Today's paper (4th Nov) tells of two grim tales. A Pakistani woman was doused in petrol and set on fire by her jilted lover. She was only 20. She refused his marriage proposal and the price she paid for it was her life. 50% of her body was burnt. She died yesterday morning from wounds infected.
Another tale is about stoning in Afghanistan. She was another young victim around 19 to 21. In a video recording, the young lady was seen stoned to death by religious Taliban men. Her crime? She was forced to marry someone much older than her against her will and she eloped with a man her age. It reports that she "can be heard repeating the shahada, or Muslim profession of faith, her voice growing increasingly high-pitched in the nearly 30-second clip."
Alas, the reality is this, misogyny is the world's oldest prejudice and the religion of men has been used against women for centuries. In the Biblical account of the creation of Adam, are women really an afterthought? Are they really the impure sex? Are they Pandora's daughters? The beautiful evil? Because life being a woman in some religiously straitjacketed countries - ruled by a form of self-righteous theocracy under a male-dominated holy groupthink - can be a living hell.

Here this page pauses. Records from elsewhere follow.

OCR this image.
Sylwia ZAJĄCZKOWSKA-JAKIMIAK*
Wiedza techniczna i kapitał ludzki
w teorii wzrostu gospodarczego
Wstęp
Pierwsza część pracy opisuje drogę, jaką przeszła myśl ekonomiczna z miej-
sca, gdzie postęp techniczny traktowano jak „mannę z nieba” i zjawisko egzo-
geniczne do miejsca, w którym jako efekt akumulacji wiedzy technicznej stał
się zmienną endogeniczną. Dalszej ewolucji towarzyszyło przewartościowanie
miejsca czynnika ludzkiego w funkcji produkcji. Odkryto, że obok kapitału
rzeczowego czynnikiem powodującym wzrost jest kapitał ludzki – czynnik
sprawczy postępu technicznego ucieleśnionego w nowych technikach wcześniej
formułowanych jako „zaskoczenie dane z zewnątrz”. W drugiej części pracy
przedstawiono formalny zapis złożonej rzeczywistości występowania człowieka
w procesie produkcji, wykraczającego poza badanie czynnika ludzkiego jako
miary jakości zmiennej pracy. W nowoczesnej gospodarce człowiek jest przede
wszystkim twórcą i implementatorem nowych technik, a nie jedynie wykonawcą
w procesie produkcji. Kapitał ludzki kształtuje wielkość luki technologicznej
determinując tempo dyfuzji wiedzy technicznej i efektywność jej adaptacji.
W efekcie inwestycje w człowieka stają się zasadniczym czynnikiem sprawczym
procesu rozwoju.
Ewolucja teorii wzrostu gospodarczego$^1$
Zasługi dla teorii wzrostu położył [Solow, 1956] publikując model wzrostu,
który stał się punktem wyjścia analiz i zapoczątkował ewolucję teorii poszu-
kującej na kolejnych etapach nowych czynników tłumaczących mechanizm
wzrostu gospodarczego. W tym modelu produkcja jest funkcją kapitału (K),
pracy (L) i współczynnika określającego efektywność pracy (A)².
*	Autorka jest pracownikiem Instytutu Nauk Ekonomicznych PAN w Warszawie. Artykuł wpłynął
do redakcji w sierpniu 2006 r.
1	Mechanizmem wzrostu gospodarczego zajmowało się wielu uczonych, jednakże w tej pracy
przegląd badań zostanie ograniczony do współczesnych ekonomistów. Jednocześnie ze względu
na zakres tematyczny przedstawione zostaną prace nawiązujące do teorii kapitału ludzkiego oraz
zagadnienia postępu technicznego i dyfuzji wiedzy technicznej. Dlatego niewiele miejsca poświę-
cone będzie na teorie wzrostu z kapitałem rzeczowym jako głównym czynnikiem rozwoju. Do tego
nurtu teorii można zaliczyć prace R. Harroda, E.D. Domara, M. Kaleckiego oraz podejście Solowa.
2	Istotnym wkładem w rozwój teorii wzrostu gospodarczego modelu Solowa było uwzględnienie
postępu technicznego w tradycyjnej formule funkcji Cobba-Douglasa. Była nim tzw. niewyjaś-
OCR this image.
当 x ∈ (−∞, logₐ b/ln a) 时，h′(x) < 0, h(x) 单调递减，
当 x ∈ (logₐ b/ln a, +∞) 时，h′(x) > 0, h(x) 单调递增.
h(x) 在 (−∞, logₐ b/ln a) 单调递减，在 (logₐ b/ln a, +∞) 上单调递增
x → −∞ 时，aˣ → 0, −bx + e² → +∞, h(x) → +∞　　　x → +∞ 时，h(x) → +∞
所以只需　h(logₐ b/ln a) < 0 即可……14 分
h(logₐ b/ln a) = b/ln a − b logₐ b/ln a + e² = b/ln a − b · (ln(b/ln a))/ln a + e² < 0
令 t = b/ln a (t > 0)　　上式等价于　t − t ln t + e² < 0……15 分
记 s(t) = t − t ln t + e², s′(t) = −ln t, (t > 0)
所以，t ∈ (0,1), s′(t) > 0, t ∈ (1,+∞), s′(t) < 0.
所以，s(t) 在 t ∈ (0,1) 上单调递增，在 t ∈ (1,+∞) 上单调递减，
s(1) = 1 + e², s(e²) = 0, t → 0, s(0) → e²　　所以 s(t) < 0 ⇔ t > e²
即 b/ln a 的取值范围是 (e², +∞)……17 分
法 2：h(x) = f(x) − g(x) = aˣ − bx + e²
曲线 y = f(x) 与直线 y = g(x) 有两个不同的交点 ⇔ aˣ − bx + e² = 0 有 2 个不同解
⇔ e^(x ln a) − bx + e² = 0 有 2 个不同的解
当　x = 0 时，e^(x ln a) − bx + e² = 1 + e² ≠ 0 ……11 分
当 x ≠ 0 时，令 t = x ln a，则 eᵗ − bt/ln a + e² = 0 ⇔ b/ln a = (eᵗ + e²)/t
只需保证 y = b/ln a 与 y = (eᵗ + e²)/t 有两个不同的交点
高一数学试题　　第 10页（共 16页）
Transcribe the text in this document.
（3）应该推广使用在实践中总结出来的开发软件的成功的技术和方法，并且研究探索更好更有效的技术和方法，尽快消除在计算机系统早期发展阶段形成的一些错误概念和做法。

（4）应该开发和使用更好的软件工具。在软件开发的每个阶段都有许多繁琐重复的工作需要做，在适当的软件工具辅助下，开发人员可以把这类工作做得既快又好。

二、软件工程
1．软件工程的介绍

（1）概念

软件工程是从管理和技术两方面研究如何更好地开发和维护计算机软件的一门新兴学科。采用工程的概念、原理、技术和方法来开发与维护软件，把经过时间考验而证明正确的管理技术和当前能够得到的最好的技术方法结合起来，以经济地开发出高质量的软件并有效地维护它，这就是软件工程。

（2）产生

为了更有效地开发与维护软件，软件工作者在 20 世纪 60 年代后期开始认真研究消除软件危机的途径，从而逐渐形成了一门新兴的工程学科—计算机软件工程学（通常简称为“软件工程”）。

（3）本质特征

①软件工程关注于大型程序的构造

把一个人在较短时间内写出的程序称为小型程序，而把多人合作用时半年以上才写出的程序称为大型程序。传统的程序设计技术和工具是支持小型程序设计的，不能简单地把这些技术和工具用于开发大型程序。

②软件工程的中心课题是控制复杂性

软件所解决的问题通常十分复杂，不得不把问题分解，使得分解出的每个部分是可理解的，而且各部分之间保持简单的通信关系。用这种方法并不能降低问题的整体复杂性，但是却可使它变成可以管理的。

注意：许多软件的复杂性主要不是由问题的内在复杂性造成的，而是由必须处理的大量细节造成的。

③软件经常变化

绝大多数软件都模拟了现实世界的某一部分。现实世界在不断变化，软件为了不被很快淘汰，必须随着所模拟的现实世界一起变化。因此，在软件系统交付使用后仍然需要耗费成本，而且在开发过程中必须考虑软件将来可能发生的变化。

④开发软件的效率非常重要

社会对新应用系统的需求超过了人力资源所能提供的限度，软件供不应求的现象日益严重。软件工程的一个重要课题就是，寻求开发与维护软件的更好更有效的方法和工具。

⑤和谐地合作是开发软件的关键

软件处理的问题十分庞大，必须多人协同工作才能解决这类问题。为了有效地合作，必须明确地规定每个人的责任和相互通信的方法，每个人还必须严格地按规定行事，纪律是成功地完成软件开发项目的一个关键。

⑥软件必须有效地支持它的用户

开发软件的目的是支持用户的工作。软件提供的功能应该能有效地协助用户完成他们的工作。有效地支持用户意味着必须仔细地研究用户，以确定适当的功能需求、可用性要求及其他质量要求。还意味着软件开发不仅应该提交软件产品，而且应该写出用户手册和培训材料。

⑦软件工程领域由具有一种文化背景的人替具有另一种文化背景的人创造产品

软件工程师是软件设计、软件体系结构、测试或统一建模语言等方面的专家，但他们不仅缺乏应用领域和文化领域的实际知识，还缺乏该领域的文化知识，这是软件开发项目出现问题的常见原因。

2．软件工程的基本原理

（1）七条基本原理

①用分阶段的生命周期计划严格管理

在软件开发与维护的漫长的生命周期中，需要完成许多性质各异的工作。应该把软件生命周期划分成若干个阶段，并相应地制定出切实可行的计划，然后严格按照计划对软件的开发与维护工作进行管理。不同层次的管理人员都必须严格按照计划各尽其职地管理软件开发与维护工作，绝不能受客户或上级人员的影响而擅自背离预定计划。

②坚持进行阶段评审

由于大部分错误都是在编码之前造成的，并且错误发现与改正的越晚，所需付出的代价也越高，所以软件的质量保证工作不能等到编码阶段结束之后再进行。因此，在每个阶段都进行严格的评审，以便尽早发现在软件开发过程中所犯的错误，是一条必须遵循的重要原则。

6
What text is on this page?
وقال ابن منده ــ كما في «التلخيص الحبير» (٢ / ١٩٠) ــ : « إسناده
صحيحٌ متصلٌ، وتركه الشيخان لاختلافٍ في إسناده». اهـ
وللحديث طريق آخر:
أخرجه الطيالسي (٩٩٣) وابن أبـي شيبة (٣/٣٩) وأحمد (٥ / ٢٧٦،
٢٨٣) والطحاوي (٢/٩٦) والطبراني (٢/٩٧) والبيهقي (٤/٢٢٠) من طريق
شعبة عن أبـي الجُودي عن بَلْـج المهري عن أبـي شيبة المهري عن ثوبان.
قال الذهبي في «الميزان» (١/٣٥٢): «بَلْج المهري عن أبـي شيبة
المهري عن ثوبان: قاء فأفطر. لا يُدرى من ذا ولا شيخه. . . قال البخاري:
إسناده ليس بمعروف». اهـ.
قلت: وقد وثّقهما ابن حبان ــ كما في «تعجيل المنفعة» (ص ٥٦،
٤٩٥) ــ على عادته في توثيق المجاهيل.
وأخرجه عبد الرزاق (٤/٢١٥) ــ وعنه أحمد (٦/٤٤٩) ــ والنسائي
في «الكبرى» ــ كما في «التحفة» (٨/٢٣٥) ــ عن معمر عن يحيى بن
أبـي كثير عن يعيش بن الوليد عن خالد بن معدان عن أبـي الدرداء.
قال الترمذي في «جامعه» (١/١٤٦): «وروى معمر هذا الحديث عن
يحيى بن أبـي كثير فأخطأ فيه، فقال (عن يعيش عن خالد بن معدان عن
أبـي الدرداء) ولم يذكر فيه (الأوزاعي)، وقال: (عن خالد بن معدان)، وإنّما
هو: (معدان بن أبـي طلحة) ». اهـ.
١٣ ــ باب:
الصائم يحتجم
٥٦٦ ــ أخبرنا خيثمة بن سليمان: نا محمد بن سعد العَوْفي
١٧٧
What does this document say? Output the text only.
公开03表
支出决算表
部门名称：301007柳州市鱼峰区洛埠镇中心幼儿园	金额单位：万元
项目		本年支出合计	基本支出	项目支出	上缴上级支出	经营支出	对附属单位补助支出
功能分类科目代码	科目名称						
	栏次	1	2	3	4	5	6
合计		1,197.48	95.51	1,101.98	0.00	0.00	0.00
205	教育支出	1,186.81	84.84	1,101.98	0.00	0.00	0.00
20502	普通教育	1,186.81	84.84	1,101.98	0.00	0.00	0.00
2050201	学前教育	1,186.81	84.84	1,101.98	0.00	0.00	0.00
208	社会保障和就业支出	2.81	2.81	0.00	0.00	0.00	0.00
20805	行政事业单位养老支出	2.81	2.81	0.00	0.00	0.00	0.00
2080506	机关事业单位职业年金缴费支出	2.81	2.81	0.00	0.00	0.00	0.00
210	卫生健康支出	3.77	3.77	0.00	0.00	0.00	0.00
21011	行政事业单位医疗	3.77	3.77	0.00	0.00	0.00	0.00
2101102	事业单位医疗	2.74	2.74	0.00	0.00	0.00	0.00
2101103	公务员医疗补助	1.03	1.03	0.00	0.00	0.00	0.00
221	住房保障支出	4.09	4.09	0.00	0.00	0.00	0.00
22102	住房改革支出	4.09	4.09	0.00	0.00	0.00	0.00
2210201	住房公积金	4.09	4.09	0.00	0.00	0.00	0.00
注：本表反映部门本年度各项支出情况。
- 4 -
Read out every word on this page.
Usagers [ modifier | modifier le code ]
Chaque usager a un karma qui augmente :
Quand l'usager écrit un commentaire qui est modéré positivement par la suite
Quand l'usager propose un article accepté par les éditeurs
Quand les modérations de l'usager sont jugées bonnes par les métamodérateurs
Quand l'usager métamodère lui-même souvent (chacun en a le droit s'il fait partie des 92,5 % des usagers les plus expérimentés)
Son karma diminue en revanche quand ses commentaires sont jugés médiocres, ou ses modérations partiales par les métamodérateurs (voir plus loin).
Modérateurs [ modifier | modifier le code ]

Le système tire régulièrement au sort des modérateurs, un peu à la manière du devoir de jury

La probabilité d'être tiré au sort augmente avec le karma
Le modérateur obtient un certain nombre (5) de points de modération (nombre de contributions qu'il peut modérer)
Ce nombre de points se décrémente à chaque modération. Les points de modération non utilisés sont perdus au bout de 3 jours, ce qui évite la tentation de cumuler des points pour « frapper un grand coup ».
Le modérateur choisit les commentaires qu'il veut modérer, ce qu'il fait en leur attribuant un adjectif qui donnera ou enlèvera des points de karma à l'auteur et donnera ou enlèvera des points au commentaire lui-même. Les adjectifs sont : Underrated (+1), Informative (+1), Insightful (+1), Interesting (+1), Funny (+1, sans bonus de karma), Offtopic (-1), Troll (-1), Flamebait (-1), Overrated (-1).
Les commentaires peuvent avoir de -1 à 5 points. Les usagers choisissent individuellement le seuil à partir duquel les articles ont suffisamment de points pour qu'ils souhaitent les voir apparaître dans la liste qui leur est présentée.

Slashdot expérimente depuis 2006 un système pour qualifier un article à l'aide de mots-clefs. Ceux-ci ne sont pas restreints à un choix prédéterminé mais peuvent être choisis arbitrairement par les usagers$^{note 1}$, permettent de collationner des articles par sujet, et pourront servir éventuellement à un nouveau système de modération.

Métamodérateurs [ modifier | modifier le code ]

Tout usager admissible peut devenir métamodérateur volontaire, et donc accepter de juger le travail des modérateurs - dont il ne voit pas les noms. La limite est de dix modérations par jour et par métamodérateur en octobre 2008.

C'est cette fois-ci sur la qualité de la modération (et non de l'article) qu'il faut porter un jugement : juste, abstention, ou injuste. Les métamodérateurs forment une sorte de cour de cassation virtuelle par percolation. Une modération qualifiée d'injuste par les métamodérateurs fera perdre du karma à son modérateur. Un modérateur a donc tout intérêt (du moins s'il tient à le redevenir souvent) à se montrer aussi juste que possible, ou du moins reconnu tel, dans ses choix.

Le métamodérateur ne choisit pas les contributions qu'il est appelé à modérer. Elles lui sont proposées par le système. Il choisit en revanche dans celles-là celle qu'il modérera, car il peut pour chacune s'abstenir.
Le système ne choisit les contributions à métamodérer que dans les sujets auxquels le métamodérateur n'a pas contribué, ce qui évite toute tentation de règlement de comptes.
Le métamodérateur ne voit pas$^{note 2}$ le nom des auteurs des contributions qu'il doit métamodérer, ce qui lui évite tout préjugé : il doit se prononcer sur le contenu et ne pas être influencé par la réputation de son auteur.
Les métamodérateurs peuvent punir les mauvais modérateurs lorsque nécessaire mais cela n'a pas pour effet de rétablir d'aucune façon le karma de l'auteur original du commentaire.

In the name of their gods, women suffered genitalia mutilation to preserve purity and wholeness, incarceration for revealing their ankles and nape of their neck, cruel torture and beatings for driving, talking to men and going out unaccompanied, repeated rape with absolute impunity, and unspeakable abuse, even death, in the name of honor.
Sometimes, driven to near insanity, one is tempted to ask: Does God hate women?
Lesson? I hold up three in earnest and hope.
1) God has nothing to do with it. Many will burn with anger with this statement. But the truth is, humanity will do what they want to do to satisfy their own lust for power, domination and control. They will use whatever that works - religion or otherwise - to perpetuate their fraud, their greed and their evil. We are not only social animals, we are also beasts of violence, and at the same time, priests of purity. The two asymmetrical roles, that is, beast and priest, work hand in glove in an enraptured shadow dance because they are joined as one by an egregious purpose that no words can describe.
Needlessly to say, God does not endorse their thoughts and actions but they are delusional enough to think otherwise. For Blaise Pascal has said it before and I will say it here: "Men never do evil so completely and cheerfully as when they do it from religious conviction."
2) The culprit is identity, tribalism, dualism, and dehumanization. We as social animals seek a group identity; however perverse. When we find it, we congeal together as "tribal" blood is thicker than "outsider's" water. We then put on a veneer of religiosity to add inflammatory credence to our belief, creed and practice.
From there, it is about us versus them, in-group versus out-group, name of our god versus name of their gods. Dualism pits good against evil, but the problem is that evil and good are often used interchangeably as long as it suits the tribal leader's purpose of self-perpetuation.
With a core identity, tribalistic hunger, and dualistic justification, dehumanization of the others come almost second nature to men who are hell bent to make evil a divine decree from heaven above.
3) Jonathan Swift once said: "We have just enough religion to make us hate, but not enough to make us love one another." Notwithstanding the backhanded compliment, I choose to believe that only religion can tame our inner desires and lust and redeem us once again.
For example, the narratives in the Bible are all about reconciliation, restoration and redemption. Sure, wars and carnage are aplenty but that is because we confront ourselves by confronting our most depraved thoughts and actions. The Word doesn't do cosmetic/superficial changes.
The Bible is true to form and substance. In its form, humanity can do unspeakable evil. But in substance, they can perform the greatest act of kindness, love, sacrifice and repentance. The bridge between them is the Biblical narrative's conclusions, that is, when Isaac and Ishmael made peace at their father's funeral, when Esau and Jacob reconciled in the end, when Joseph and his brothers (and father) were united, when David repented, when Jesus' disciples sacrificed their lives, and most of all, when God himself was crucified.
James Arthur Baldwin once said, "I imagine one of the reasons people cling to their hates so stubbornly is because they sense, once hate is gone, they will be forced to deal with pain." And after the pain, I sincerely believe, comes a heart of brokenness, contrition, repentance, forgiveness, hope, strength and love.
Let me end with William Blake’s teaser, "Both read the Bible day and night, But thou read'st black where I read white." I guess the Bible remains unchanged. Its narrative speaks of love and of reconciliation when we have confronted the worst of our nature. But it's the human heart that needs changing. For our heart may be above all deceitful, but when wholly transformed, our selfless deeds will stun, amaze and inspire us all. Cheerz.